No plano econômico e financeiro, o Governo marcou tentos ao conseguir aprovar em fevereiro a independência do Banco Central, assim como uma emenda constitucional para assegurar o pagamento de novas ajudas emergenciais às populações mais vulneráveis à pandemia a partir deste mês. A primeira rodada de estímulo econômico, com ajudas de 600 reais, foi concedida entre abril e dezembro de 2020 e teve um impacto tangível na economia, reduzindo inclusive o nível de pobreza, mas ultrapassou o teto de gastos. Para este ano, o Governo conseguiu aprovar uma segunda onda de estímulos econômicos ―43,8 bilhões de reais para 45,6 milhões de brasileiros― que será paga por quatro meses e em valor inferior, praticamente metade do que foi no ano passado.
“Este é um estímulo muito mais limitado”, observa Maziad. “A pergunta agora é: com esta piora da pandemia e a lenta vacinação, haverá necessidade ou pressão para aprovar ainda mais estímulos econômicos?”, prossegue ela. De acordo com dados da Organização para a Cooperação e o Desenvolvimento Econômicos (OCDE), o Governo do Brasil arrecada 33% do PIB em impostos, muito acima da média latino-americana, que é de 23%. Diferentemente de seus pares na região, como a Colômbia e o México, onde atualmente se discute a necessidade de aprovar uma reforma fiscal para aumentar a arrecadação, o problema do Brasil não é esse. É mais uma questão de como simplificar as regras tributárias, diz Maziad, algo que o Governo de Bolsonaro procurava fazer antes que a pandemia se descontrolasse.PUBLICIDADE
“A preocupação é que o aumento do gasto visto no ano passado não se reverta, e como o Governo poderá continuar cumprindo o teto de gasto”, opina Maziad por telefone de Nova York. Por sua parte, De Bolle afirma que esta segunda rodada de apoio econômico não terá o mesmo impacto em 2021. “Teremos um ano difícil na economia, não podemos esperar recuperação porque nossa situação fiscal vai piorar”, antevê.
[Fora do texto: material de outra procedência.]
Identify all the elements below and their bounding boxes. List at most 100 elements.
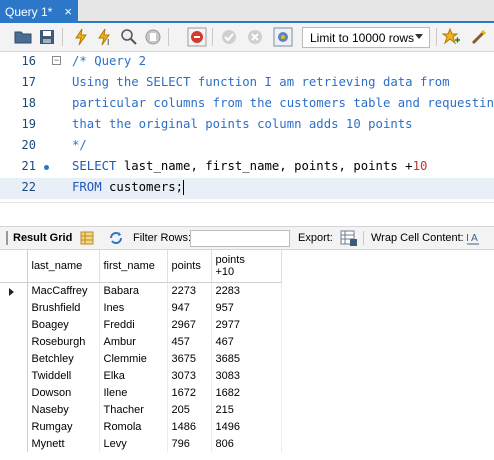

Em entrevista à agência Reuters, o vice-presidente da Câmara dos Deputados, Marcelo Ramos (PL-AM), aliado de Bolsonaro, disse que o presidente provavelmente tentará aumentar o gasto público para sustentar sua popularidade, agora que seu principal adversário, o ex-presidente Luiz Inácio Lula da Silva, está de volta à arena política. Imediatamente depois de o STF anular os julgamentos que o condenaram, Lula atacou Bolsonaro por administrar mal a pandemia e a economia. Ramos afirmou que o Congresso não permitirá nenhuma “aventura fiscal” no período anterior às eleições do ano que vem. “A Câmara esteve muito consciente do problema fiscal do Brasil e tem controles e contrapesos que são efetivos” para conter uma onda de gastos do governo, disse Ramos à Reuters.
Enquanto outros países começam a pensar na vida depois da pandemia, diz Maziad, o Brasil está obrigado a permanecer em um estado de crise, sem avançar suficientemente rápido na vacinação ou na contenção dos contágios. “Em outros lugares já há espaço para pensar em outras coisas ou para olhar além da pandemia, mas no Brasil, nas últimas semanas, basicamente eles centraram a atenção no que está acontecendo com a pandemia e como isso afeta todo o resto. Isto é um obstáculo grande para o crescimento”, aponta a analista.